Director: Angela Melitopoulos
Passing Drama by Angela Melitopoulos revolves around the great population displacement that followed the breakdown of the Ottoman Empire.
The title plays with the double meaning of the word “Drama.” Implying tragedy and turmoil, Drama is also the name of the town where Melitopoulos’s grandparents settled after the Lausanne convention in 1923. That peace treaty formalized the mass expulsion of the Greek minority from Asia Minor.
A video essay rather than a conventional documentary, Passing Drama juxtaposes the traumatic testimonies of deportees with images of yarn being processed in a mechanical loom, the rotating drums of a printing press, or the belt of a bread oven. The machinery is an emblem for progress, a vortex feeding on human lives. Every industrial product contains a world undone: the economic prosperity of the metropolitan centers is predicated on the exploitation of vulnerable, peripheral bodies.
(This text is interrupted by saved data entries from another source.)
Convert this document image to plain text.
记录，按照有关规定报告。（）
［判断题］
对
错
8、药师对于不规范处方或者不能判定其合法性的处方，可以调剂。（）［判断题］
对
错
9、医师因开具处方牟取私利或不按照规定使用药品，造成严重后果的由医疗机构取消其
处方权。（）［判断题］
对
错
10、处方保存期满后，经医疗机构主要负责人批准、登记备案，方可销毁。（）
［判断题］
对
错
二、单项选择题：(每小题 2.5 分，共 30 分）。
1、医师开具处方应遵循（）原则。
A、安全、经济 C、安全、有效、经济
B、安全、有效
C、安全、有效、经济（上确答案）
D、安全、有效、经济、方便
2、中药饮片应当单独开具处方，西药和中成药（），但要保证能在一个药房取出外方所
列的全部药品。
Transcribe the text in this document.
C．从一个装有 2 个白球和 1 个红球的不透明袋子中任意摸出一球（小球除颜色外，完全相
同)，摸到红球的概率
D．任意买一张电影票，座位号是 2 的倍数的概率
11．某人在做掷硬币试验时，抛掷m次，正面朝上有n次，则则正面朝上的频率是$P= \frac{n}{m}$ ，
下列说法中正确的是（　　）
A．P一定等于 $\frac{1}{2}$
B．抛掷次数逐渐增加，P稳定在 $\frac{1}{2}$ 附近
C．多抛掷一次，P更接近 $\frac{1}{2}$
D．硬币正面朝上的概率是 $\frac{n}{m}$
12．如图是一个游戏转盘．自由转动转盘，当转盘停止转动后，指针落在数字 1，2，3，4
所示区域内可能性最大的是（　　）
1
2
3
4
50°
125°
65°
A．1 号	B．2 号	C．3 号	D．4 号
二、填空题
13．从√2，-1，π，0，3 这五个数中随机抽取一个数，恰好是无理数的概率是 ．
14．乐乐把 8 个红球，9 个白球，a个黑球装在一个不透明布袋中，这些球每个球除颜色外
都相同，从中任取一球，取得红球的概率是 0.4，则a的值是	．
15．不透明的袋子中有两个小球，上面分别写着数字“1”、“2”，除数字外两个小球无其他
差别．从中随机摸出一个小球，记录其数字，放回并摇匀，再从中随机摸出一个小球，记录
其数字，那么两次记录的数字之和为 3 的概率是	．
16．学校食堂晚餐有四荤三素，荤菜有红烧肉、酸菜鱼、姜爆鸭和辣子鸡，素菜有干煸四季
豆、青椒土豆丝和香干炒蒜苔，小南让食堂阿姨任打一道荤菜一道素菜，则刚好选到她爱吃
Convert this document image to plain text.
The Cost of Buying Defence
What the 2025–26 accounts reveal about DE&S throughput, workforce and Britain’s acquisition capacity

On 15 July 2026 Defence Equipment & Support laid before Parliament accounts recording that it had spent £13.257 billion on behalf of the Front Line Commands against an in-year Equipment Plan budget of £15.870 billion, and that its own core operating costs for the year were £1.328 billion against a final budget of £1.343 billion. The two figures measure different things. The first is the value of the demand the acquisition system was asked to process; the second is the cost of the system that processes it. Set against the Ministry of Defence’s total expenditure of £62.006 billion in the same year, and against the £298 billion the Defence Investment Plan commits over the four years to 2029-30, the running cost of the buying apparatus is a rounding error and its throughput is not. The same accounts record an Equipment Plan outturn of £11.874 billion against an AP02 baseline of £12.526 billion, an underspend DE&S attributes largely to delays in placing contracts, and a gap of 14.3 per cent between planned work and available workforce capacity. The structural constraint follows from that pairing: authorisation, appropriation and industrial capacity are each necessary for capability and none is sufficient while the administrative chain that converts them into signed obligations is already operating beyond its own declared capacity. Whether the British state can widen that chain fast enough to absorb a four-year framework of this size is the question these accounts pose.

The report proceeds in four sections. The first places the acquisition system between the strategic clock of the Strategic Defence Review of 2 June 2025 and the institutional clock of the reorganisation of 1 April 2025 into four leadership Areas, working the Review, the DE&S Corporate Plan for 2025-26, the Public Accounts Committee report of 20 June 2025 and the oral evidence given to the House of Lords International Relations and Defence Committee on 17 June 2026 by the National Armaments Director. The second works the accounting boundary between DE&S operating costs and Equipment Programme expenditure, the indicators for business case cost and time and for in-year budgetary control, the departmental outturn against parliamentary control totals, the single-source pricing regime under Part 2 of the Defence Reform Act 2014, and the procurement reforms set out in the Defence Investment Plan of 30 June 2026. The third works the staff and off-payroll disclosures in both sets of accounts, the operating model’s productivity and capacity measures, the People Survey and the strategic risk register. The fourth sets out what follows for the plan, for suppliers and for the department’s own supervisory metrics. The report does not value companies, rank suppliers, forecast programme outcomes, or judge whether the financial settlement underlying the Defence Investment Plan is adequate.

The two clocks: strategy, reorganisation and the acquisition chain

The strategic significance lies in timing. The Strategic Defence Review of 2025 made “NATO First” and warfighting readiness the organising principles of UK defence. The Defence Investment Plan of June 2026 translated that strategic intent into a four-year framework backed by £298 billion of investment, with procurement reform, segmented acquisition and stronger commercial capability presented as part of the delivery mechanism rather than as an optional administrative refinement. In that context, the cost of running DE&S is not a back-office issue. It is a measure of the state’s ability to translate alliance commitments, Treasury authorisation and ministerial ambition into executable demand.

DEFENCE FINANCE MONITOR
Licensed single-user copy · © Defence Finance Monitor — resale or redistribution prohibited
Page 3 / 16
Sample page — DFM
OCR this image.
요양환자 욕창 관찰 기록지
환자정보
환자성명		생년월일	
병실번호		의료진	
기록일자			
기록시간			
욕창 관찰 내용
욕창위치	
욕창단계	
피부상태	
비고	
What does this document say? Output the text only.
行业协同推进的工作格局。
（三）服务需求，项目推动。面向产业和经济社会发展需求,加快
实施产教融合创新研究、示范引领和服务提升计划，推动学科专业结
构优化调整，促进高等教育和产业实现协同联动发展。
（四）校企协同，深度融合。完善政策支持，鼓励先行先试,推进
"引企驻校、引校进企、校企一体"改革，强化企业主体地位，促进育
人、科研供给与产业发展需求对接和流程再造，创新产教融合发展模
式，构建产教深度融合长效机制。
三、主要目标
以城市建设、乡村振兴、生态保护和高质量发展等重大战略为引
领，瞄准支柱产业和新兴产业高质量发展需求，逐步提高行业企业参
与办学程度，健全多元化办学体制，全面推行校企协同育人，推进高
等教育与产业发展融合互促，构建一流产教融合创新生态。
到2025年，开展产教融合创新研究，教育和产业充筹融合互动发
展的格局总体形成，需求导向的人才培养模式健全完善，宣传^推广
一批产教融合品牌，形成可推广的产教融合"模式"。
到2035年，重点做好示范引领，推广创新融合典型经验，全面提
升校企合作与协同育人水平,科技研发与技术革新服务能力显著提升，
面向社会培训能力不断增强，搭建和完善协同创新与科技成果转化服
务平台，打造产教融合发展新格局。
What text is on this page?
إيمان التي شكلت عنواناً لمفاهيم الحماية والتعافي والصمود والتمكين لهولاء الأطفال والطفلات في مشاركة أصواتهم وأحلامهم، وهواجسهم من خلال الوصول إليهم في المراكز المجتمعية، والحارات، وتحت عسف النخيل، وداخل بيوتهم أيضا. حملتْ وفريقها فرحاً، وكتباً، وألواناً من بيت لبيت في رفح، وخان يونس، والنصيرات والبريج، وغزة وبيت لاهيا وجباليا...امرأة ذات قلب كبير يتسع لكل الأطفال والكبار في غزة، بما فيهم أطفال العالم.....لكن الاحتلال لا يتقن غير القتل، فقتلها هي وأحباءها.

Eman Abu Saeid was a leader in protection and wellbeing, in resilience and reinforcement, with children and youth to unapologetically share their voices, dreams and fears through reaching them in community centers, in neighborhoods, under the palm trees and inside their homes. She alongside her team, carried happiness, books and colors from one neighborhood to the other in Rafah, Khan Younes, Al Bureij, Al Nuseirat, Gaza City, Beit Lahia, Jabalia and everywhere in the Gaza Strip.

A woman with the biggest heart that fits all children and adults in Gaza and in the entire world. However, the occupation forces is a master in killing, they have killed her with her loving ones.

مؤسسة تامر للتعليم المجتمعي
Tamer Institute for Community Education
One of the interviewees is the artist’s father, who fled the Bulgarian occupation of Greece only to be caught without papers and sent to an Austrian labor camp. He does not wish to recount all that happened there. As the witnesses struggle to talk of mass slaughter and forced labor, the film’s images waste away into white noise or slip into abstraction. Staging a back-and-forth between memory and forgetfulness, Passing Drama stands at the crossroads between cinema as a site of memory and film as a physical medium. The materiality of that coiled strip, in the end, overwrites all narratives.